Paper No. 7
Presentation Time: 9:45 AM


HOPKINS, Samantha S.B., Clark Honors College and Geological Sciences, Univ of Oregon, 1272 University of Oregon, Eugene, OR 97403 and PRICE, Samantha A., Evolution and Ecology, Department of Evolution and Ecology, 1 Shields Ave, Davis, CA 95616,

The relationship between dental morphology and diet is widely exploited by paleontologists to infer diet of extinct mammals. A variety of morphological proxies exist for the proportion of meat in the diet of carnivoran mammals; the most widely-used proxies are the proportion of the lower carnassial devoted to shearing function and the extent of post-carnassial molars. We examined the correlation between diet and three proxies (carnassial angle, trigonid ratio, and postcarnassial molar ratio) in the mammalian order Carnivora using both ordinary and phylogenetically-controlled statistics. While the dimensions of the carnassial and the postcarnassial molars strongly correlate with diet, a great deal of this correlation is explained by evolutionary history, such that the relationship between diet and dental morphology is barely significant for trigonid ratio and postcarnassial molar ratio and actually not significant for carnassial angle in phylogenetically-controlled analyses.
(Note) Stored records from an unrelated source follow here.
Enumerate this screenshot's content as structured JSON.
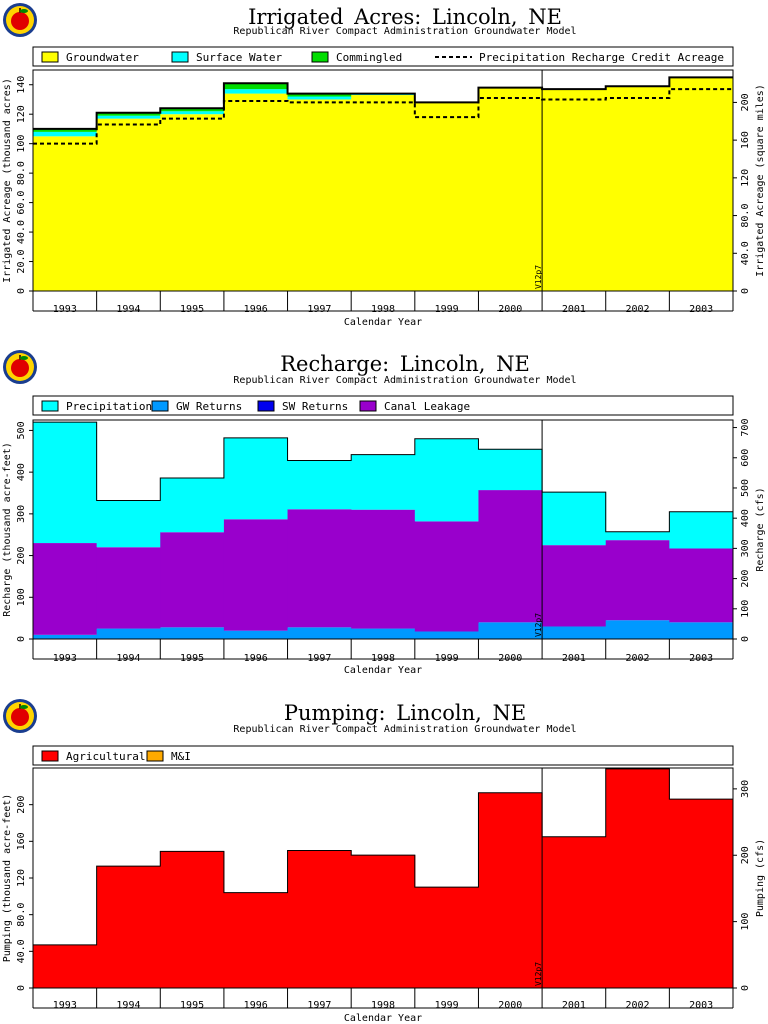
{
  "colors": {
    "groundwater": "#ffff00",
    "surface_water": "#00ffff",
    "commingled": "#00dd00",
    "precip_recharge_line": "#000000",
    "precipitation": "#00ffff",
    "gw_returns": "#0099ff",
    "sw_returns": "#0000ee",
    "canal_leakage": "#9900cc",
    "agricultural": "#ff0000",
    "mi": "#ffaa00"
  },
  "logo": {
    "icon": "apple-logo-icon"
  },
  "chart_data": [
    {
      "type": "area",
      "title": "Irrigated Acres: Lincoln, NE",
      "subtitle": "Republican River Compact Administration Groundwater Model",
      "xlabel": "Calendar Year",
      "ylabel": "Irrigated Acreage (thousand acres)",
      "ylabel_right": "Irrigated Acreage (square miles)",
      "categories": [
        "1993",
        "1994",
        "1995",
        "1996",
        "1997",
        "1998",
        "1999",
        "2000",
        "2001",
        "2002",
        "2003"
      ],
      "ylim": [
        0,
        150
      ],
      "yticks": [
        "0",
        "20.0",
        "40.0",
        "60.0",
        "80.0",
        "100",
        "120",
        "140"
      ],
      "ytick_values": [
        0,
        20,
        40,
        60,
        80,
        100,
        120,
        140
      ],
      "yticks_right": [
        "0",
        "40.0",
        "80.0",
        "120",
        "160",
        "200"
      ],
      "ytick_right_values": [
        0,
        40,
        80,
        120,
        160,
        200
      ],
      "right_scale": 1.5625,
      "marker": {
        "label": "V12p7",
        "year": "2001"
      },
      "series": [
        {
          "name": "Groundwater",
          "values": [
            105,
            117,
            120,
            134,
            130,
            133,
            128,
            138,
            137,
            139,
            145
          ]
        },
        {
          "name": "Surface Water",
          "values": [
            3,
            2,
            2,
            3,
            2,
            1,
            0,
            0,
            0,
            0,
            0
          ]
        },
        {
          "name": "Commingled",
          "values": [
            2,
            2,
            2,
            4,
            2,
            0,
            0,
            0,
            0,
            0,
            0
          ]
        },
        {
          "name": "Precipitation Recharge Credit Acreage",
          "values": [
            100,
            113,
            117,
            129,
            128,
            128,
            118,
            131,
            130,
            131,
            137
          ]
        }
      ]
    },
    {
      "type": "area",
      "title": "Recharge: Lincoln, NE",
      "subtitle": "Republican River Compact Administration Groundwater Model",
      "xlabel": "Calendar Year",
      "ylabel": "Recharge (thousand acre-feet)",
      "ylabel_right": "Recharge (cfs)",
      "categories": [
        "1993",
        "1994",
        "1995",
        "1996",
        "1997",
        "1998",
        "1999",
        "2000",
        "2001",
        "2002",
        "2003"
      ],
      "ylim": [
        0,
        525
      ],
      "yticks": [
        "0",
        "100",
        "200",
        "300",
        "400",
        "500"
      ],
      "ytick_values": [
        0,
        100,
        200,
        300,
        400,
        500
      ],
      "yticks_right": [
        "0",
        "100",
        "200",
        "300",
        "400",
        "500",
        "600",
        "700"
      ],
      "ytick_right_values": [
        0,
        100,
        200,
        300,
        400,
        500,
        600,
        700
      ],
      "right_scale": 1.381,
      "marker": {
        "label": "V12p7",
        "year": "2001"
      },
      "series": [
        {
          "name": "Precipitation",
          "values": [
            290,
            112,
            130,
            195,
            117,
            132,
            198,
            98,
            127,
            20,
            88
          ]
        },
        {
          "name": "GW Returns",
          "values": [
            10,
            25,
            28,
            20,
            28,
            25,
            18,
            40,
            30,
            45,
            40
          ]
        },
        {
          "name": "SW Returns",
          "values": [
            0,
            0,
            0,
            0,
            0,
            0,
            0,
            0,
            0,
            0,
            0
          ]
        },
        {
          "name": "Canal Leakage",
          "values": [
            220,
            195,
            228,
            267,
            283,
            285,
            264,
            317,
            195,
            192,
            177
          ]
        }
      ]
    },
    {
      "type": "area",
      "title": "Pumping: Lincoln, NE",
      "subtitle": "Republican River Compact Administration Groundwater Model",
      "xlabel": "Calendar Year",
      "ylabel": "Pumping (thousand acre-feet)",
      "ylabel_right": "Pumping (cfs)",
      "categories": [
        "1993",
        "1994",
        "1995",
        "1996",
        "1997",
        "1998",
        "1999",
        "2000",
        "2001",
        "2002",
        "2003"
      ],
      "ylim": [
        0,
        240
      ],
      "yticks": [
        "0",
        "40.0",
        "80.0",
        "120",
        "160",
        "200"
      ],
      "ytick_values": [
        0,
        40,
        80,
        120,
        160,
        200
      ],
      "yticks_right": [
        "0",
        "100",
        "200",
        "300"
      ],
      "ytick_right_values": [
        0,
        100,
        200,
        300
      ],
      "right_scale": 1.381,
      "marker": {
        "label": "V12p7",
        "year": "2001"
      },
      "series": [
        {
          "name": "Agricultural",
          "values": [
            47,
            133,
            149,
            104,
            150,
            145,
            110,
            213,
            165,
            239,
            206
          ]
        },
        {
          "name": "M&I",
          "values": [
            0,
            0,
            0,
            0,
            0,
            0,
            0,
            0,
            0,
            0,
            0
          ]
        }
      ]
    }
  ]
}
This finding may result from the fact that both diet and dental morphology are constrained by evolutionary history; if, for example, diet is strongly constrained by evolutionary history, and dental morphology is functionally constrained by diet, a result such as we observed would be expected. However, our finding does emphasize the importance of considering the possibility of phylogenetic constraint in shaping the correlations that underlie proxies developed from living species. It is possible that the functional relationship on which the proxy depends is less important than the phylogenetic constraint that maintains the correlation, in which case caution should be used in interpreting the values for the proxy in groups not phylogenetically bracketed by the species used to establish the correlation between morphology and diet.